Na werkzaamheden aan het luchtveringssysteem die de regeleenheid betreffen, moeten correctiewaarden in de regeleenheid worden ingevoerd. Deze correctiewaarden worden in deze testmodule na het invoeren van richt- en werkelijke waarden voor de E39 en E53 evenals na het invoeren van velgmaten en werkelijke waarden bij de E65 en E61 bepaald en automatisch in de regeleenheid ingevoerd.
De hoogtecompensatie moet na de volgende werkzaamheden worden uitgevoerd:
- Vervangen van de regeleenheid
- Vervangen van een of beide hoogtesensoren
- Vervangen van de draadbundel
Alvorens de hoogtecompensatie uit te voeren moeten de volgende aanwijzingen in acht worden genomen:
De auto moet op een vlakke ondergrond staan.
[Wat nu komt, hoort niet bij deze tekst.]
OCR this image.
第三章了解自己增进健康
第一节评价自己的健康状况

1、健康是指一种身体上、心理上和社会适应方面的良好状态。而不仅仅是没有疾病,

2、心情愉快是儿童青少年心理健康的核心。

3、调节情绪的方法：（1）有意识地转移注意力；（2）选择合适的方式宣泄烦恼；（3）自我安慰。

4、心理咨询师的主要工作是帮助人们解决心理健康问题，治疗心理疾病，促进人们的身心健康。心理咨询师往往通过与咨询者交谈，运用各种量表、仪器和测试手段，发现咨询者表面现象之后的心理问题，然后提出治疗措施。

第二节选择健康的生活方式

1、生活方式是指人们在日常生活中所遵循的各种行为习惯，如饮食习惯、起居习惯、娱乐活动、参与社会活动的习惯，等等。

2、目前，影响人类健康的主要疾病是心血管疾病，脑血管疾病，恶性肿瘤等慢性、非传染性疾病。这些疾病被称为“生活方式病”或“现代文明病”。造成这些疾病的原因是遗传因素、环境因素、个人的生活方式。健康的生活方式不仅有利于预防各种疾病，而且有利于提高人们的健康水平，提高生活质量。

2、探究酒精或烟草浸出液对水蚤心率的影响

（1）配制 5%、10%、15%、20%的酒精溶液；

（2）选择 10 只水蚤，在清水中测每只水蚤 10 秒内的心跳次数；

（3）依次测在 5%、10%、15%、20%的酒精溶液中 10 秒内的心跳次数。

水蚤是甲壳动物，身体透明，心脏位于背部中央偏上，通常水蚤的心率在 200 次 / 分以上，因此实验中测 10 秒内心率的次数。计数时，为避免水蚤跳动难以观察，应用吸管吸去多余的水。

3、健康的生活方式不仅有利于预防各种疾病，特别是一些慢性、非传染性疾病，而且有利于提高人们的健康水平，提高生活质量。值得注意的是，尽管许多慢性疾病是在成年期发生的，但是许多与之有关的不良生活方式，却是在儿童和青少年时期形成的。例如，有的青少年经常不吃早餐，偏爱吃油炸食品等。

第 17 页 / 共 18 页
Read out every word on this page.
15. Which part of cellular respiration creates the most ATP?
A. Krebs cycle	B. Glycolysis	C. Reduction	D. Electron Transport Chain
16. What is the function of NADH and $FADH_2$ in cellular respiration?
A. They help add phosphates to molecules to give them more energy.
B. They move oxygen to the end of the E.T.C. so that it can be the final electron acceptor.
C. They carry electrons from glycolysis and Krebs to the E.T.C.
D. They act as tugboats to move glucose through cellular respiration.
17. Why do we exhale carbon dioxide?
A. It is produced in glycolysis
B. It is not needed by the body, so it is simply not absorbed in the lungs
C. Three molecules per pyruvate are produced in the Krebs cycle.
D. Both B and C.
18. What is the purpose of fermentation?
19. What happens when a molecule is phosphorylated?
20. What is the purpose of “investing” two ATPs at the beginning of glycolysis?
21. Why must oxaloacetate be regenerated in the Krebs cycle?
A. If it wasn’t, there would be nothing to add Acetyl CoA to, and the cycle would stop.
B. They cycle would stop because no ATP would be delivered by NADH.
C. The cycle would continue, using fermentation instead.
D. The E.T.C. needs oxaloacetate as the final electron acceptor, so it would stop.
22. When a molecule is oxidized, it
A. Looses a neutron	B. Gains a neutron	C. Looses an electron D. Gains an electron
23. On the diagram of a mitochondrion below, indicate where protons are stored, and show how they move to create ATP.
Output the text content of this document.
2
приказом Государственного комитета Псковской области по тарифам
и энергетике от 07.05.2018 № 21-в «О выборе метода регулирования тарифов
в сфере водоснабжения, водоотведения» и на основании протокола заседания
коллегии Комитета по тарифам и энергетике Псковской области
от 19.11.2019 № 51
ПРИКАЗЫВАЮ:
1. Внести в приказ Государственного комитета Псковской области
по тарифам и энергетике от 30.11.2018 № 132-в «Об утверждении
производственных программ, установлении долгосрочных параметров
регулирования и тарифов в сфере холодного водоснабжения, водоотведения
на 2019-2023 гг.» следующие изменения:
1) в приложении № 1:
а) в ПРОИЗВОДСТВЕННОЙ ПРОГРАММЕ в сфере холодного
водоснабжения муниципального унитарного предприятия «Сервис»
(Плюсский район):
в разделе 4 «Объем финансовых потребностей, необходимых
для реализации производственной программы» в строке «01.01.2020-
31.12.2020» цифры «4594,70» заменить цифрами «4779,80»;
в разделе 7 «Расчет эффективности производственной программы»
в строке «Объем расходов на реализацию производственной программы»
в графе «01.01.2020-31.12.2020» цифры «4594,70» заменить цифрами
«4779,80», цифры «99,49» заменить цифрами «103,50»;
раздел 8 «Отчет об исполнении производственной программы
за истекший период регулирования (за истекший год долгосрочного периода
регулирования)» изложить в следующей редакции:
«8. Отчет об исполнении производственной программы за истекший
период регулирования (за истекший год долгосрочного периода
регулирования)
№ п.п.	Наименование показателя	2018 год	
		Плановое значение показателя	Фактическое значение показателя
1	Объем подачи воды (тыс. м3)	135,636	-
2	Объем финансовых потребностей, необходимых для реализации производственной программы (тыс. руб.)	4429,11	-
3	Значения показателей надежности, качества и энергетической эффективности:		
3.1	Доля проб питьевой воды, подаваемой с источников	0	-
Het onderstel mag niet onder voorspanning staan.
De luchtvering moet gestabiliseerd zijn (voor alle zekerheid de motor aan- en afzetten.)
De stroomvoorziening moet gewaarborgd zijn (accuspanning controleren).
Tijdens de hoogtecompensatie mag de auto niet worden be- of ontladen.
Vóór de compensatie nogmaals een controle van de hoogte uitvoeren.
De hoogtecompensatie wordt na het invoeren van de richtwaarde en werkelijke waarde (afstand wielkuiprand / velgrand onder) automatisch uitgevoerd. De richtwaarden bevinden zich in het TIS onder ”Reparatiehandleiding” (33 00 Achteras).
Na de hoogtecompensatie wordt de bandmodus automatisch gewist. De regeling begint bij draaiende motor.